Yale had granted club status that year to three women’s teams: field hockey, tennis, and squash. It was so easy to play sports at Yale if you were a guy. The men could just show up in September and choose from a menu of 17 varsity teams: baseball, basketball, crew (both lightweight and heavyweight), cross-country, fencing, football, golf, ice hockey, lacrosse, skiing, soccer, squash, swimming, tennis, track, and wrestling. To get even one women’s varsity team in some as-yet-unspecified future, women would need “to prove they were serious,” said Yale. So Lawrie and her teammate Jane Curtis set a goal for themselves. By next year, field hockey would have varsity status. Thirty women played field hockey that season. Lawrie and Jane set an ambitious schedule: Wesleyan, Trinity, Connecticut College, Southern Connecticut, and Radcliffe. The big game of the season would be against Princeton.


Fall 1972

In the fall of her senior year, Lawrie received a letter from Joni Barnett, director of women’s activities, letting her know she had succeeded. “Dear Lawrie,” it began. “My sincere congratulations to you.” The field hockey team had been made varsity. Every woman on the team got the same letter from Barnett, and each would receive Yale’s coveted varsity sweater, with the blue Yale Y on the front of it.

Yale allowed its varsity sports teams only one captain, but the women’s field hockey team had two: Lawrie and her teammate Sandy Morse. Both women, said Lawrie, “were leaders in their own way,” but Yale was not having it. “You just have to name one person as captain,” declared the athletic office. Lawrie and Sandy refused. “The team elected us together and you have to take us together,” they said, and Yale, somewhat surprisingly, backed down. In the hundreds of photos taken over the years of sports team captains at Yale, there is only one where the leadership is pictured as not one person but two. You can find it if you look hard enough. Lawrie and Sandy are wearing their white varsity sweaters, each with a big blue Yale “Y” on the front. They hold their field hockey sticks, lean up against the wooden fence, and stare out at the camera together.



In her last semester at Yale, Lawrie Mifflin covered women’s sports for the News. She earned a master’s in journalism at Columbia and worked at the New York Daily News and the New York Times. She is now managing editor of the Hechinger Report.

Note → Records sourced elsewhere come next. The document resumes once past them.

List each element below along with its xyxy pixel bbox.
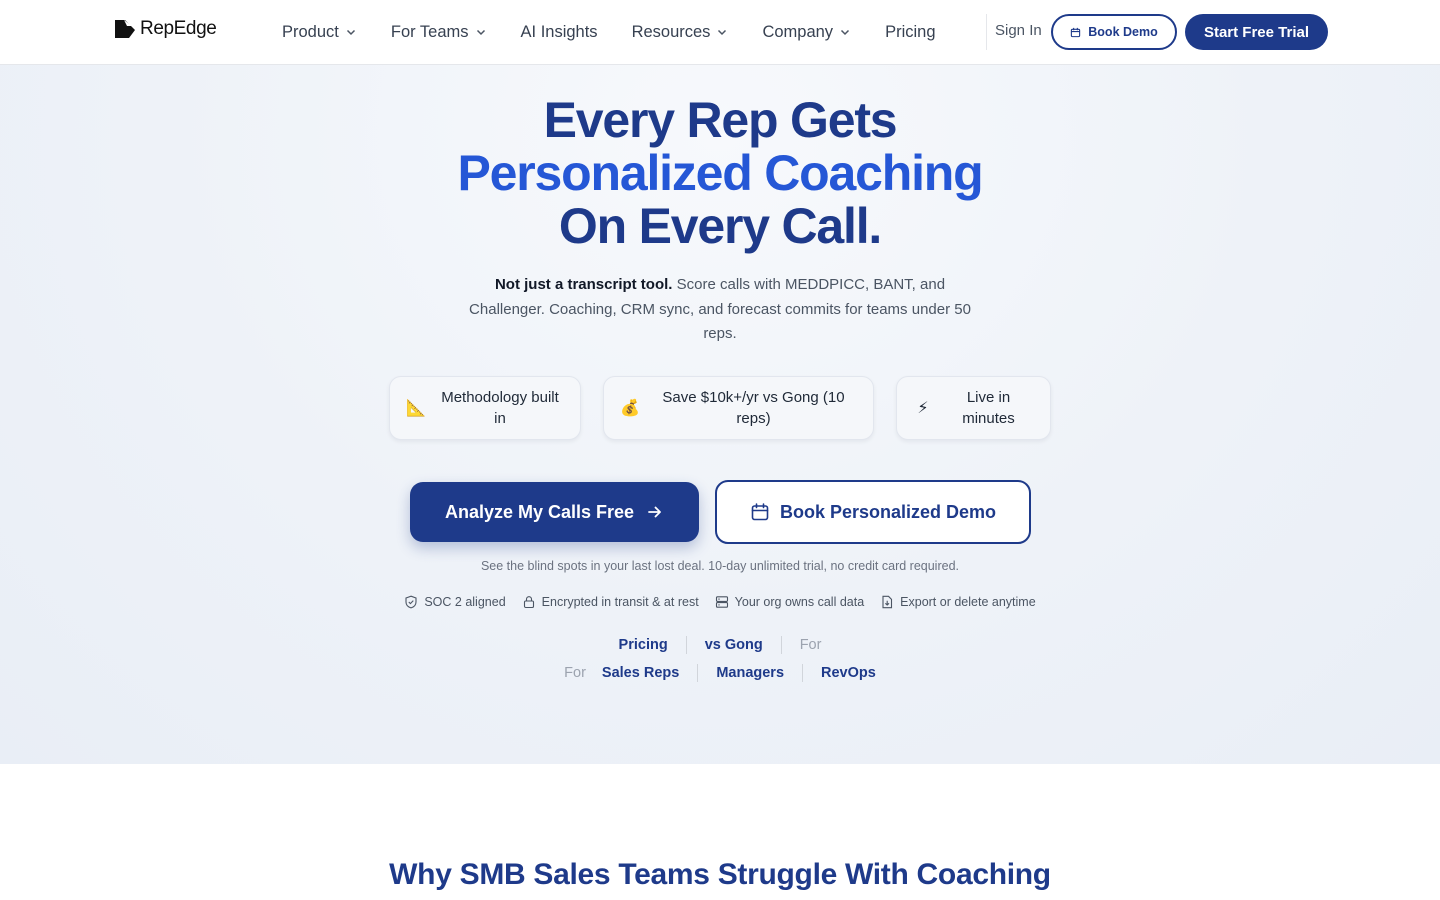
book-demo-label: Book Demo [1088, 25, 1158, 39]
nav-item-label: Company [762, 22, 834, 41]
trust-label: Your org owns call data [734, 595, 865, 609]
pill-label: Methodology built in [441, 389, 559, 427]
book-personalized-demo-label: Book Personalized Demo [779, 501, 997, 522]
sales-reps-link[interactable]: Sales Reps [602, 665, 679, 681]
trust-item-data-ownership: Your org owns call data [715, 595, 864, 609]
trial-fineprint: See the blind spots in your last lost de… [480, 559, 960, 573]
section-title: Why SMB Sales Teams Struggle With Coachi… [389, 858, 1051, 891]
hero-headline: Every Rep Gets Personalized Coaching On … [0, 94, 1440, 253]
vs-gong-link[interactable]: vs Gong [705, 637, 763, 653]
trust-label: Encrypted in transit & at rest [541, 595, 699, 609]
book-personalized-demo-button[interactable]: Book Personalized Demo [715, 480, 1031, 544]
logo-mark-icon [115, 20, 135, 38]
trust-label: Export or delete anytime [900, 595, 1036, 609]
hero-subheading: Not just a transcript tool. Score calls … [460, 273, 980, 347]
for-label: For [799, 637, 822, 653]
arrow-right-icon [648, 506, 661, 518]
triangular-ruler-icon: 📐 [406, 400, 426, 417]
link-separator [685, 636, 687, 654]
headline-line-2: Personalized Coaching [457, 145, 984, 201]
primary-nav: Product For Teams AI Insights Resources … [282, 0, 936, 64]
nav-item-for-teams[interactable]: For Teams [391, 23, 487, 42]
pill-methodology: 📐 Methodology built in [389, 376, 581, 440]
quick-links-row-1: Pricing vs Gong For [0, 636, 1440, 654]
link-separator [697, 664, 699, 682]
start-free-trial-button[interactable]: Start Free Trial [1185, 14, 1328, 50]
chevron-down-icon [718, 29, 727, 36]
revops-link[interactable]: RevOps [821, 665, 876, 681]
nav-item-label: AI Insights [520, 22, 598, 41]
nav-item-product[interactable]: Product [282, 23, 357, 42]
link-separator [802, 664, 804, 682]
chevron-down-icon [841, 29, 850, 36]
calendar-icon [751, 503, 769, 521]
nav-divider [986, 14, 987, 50]
server-icon [715, 596, 728, 608]
trust-item-export: Export or delete anytime [880, 595, 1036, 609]
headline-line-1: Every Rep Gets [543, 92, 898, 148]
brand-name: RepEdge [140, 18, 217, 39]
link-separator [780, 636, 782, 654]
value-pills: 📐 Methodology built in 💰 Save $10k+/yr v… [0, 376, 1440, 440]
trust-label: SOC 2 aligned [424, 595, 506, 609]
subheading-emphasis: Not just a transcript tool. [494, 276, 673, 293]
pill-label: Live in minutes [962, 389, 1015, 427]
lightning-icon: ⚡ [917, 400, 929, 417]
trust-item-encryption: Encrypted in transit & at rest [522, 595, 699, 609]
quick-links-row-2: For Sales Reps Managers RevOps [0, 664, 1440, 682]
start-trial-label: Start Free Trial [1203, 23, 1310, 41]
calendar-icon [1071, 27, 1081, 37]
file-download-icon [882, 595, 893, 609]
for-label: For [564, 665, 586, 681]
analyze-calls-button[interactable]: Analyze My Calls Free [410, 482, 699, 542]
chevron-down-icon [346, 29, 355, 36]
pill-savings: 💰 Save $10k+/yr vs Gong (10 reps) [603, 376, 874, 440]
nav-item-label: For Teams [390, 22, 469, 41]
analyze-calls-label: Analyze My Calls Free [444, 501, 635, 522]
brand-logo[interactable]: RepEdge [114, 17, 217, 41]
nav-item-label: Pricing [885, 22, 936, 41]
lock-icon [523, 596, 534, 609]
pill-label: Save $10k+/yr vs Gong (10 reps) [662, 389, 845, 427]
nav-item-label: Product [282, 22, 339, 41]
pricing-link[interactable]: Pricing [619, 637, 668, 653]
nav-item-company[interactable]: Company [762, 23, 851, 42]
trust-item-soc2: SOC 2 aligned [404, 595, 506, 609]
chevron-down-icon [476, 29, 485, 36]
shield-check-icon [405, 595, 417, 609]
nav-item-label: Resources [631, 22, 711, 41]
pill-live: ⚡ Live in minutes [896, 376, 1051, 440]
nav-item-ai-insights[interactable]: AI Insights [521, 23, 598, 42]
sign-in-link[interactable]: Sign In [995, 22, 1042, 39]
book-demo-button[interactable]: Book Demo [1051, 14, 1177, 50]
money-bag-icon: 💰 [620, 400, 640, 417]
nav-item-resources[interactable]: Resources [632, 23, 729, 42]
headline-line-3: On Every Call. [558, 198, 882, 254]
managers-link[interactable]: Managers [716, 665, 784, 681]
nav-item-pricing[interactable]: Pricing [885, 23, 935, 42]
top-navbar: RepEdge Product For Teams AI Insights Re… [0, 0, 1440, 65]
trust-badges: SOC 2 aligned Encrypted in transit & at … [0, 595, 1440, 609]
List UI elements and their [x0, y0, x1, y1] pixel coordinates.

Mifflin adds: “A lament of women in the earliest coed classes was the difficulty in finding female friends. Teams certainly helped. Sandy Morse ’74 kept the team spirit thriving after I left. And it turns out a great legacy of the field hockey team is our amazing alumnae association. To start the team was one accomplishment; to make it a family with a living history is another, and that was accomplished by many team-spirited women who came after the first women.”